Writing for the majority, Justice John Paul Stevens found that "the city has carefully formulated a development plan that it believes will provide appreciable benefits to the community, including, but not limited to, new jobs and increased tax revenue."

Justice Sandra Day O'Connor, in her swan song before announcing her retirement, wrote in dissent that "the specter of condemnation hangs over all property. Nothing is to prevent the state from replacing any Motel 6 with a Ritz-Carlton, any home with a shopping mall, or any farm with a factory." The usually reticent Justice Clarence Thomas said the majority ruling would fall disproportionately on low-income families, particularly African Americans, whose homes were more likely to be in the way of "progress."

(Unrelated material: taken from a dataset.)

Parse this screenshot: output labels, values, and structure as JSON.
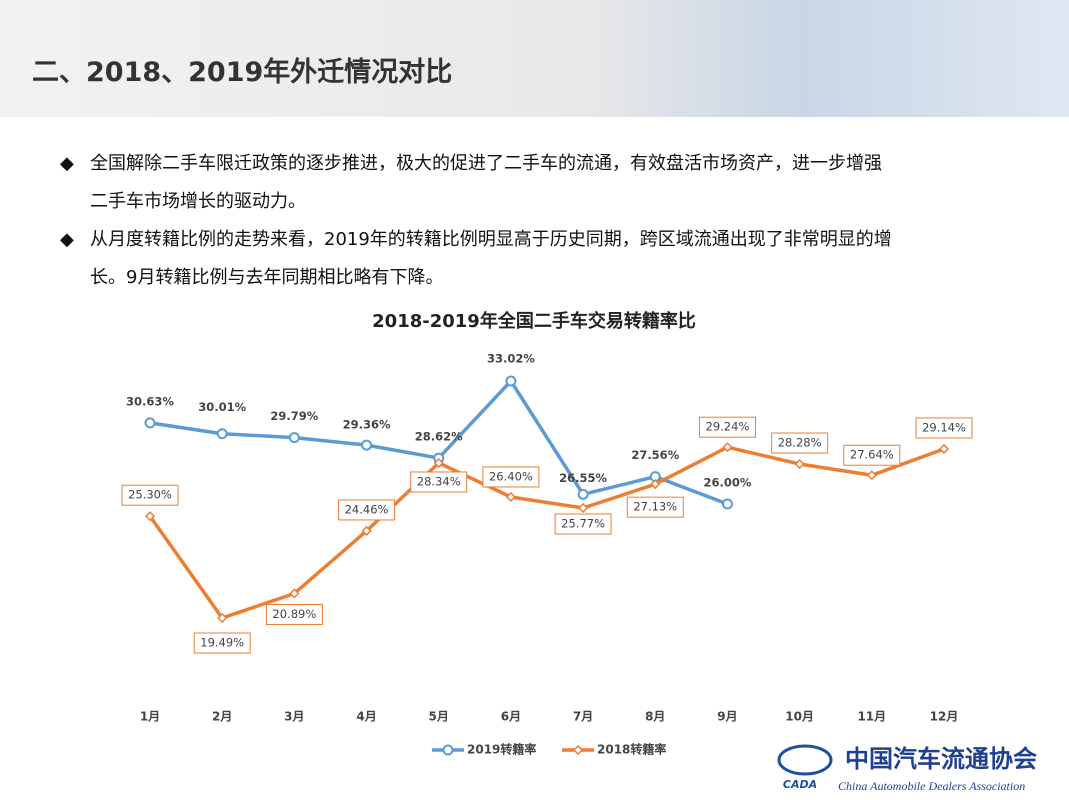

The Kelo decision certainly has in it the potential for abuse by real estate interests looking to snatch the power of eminent domain for their own ends, and equally by misguided public officials looking to fatten the tax rolls on the unproven premise that their development plan will benefit the community. Property owners in working-class neighborhoods and waterfront areas should feel especially vulnerable.

Is there any relief from Kelo's grasp? Yes. States can follow the example of Washington, whose constitution states, with a few minor exceptions, "Private property shall not be taken for private use." That could take years to accomplish, but it would restore the principle of eminent domain to its rightful place.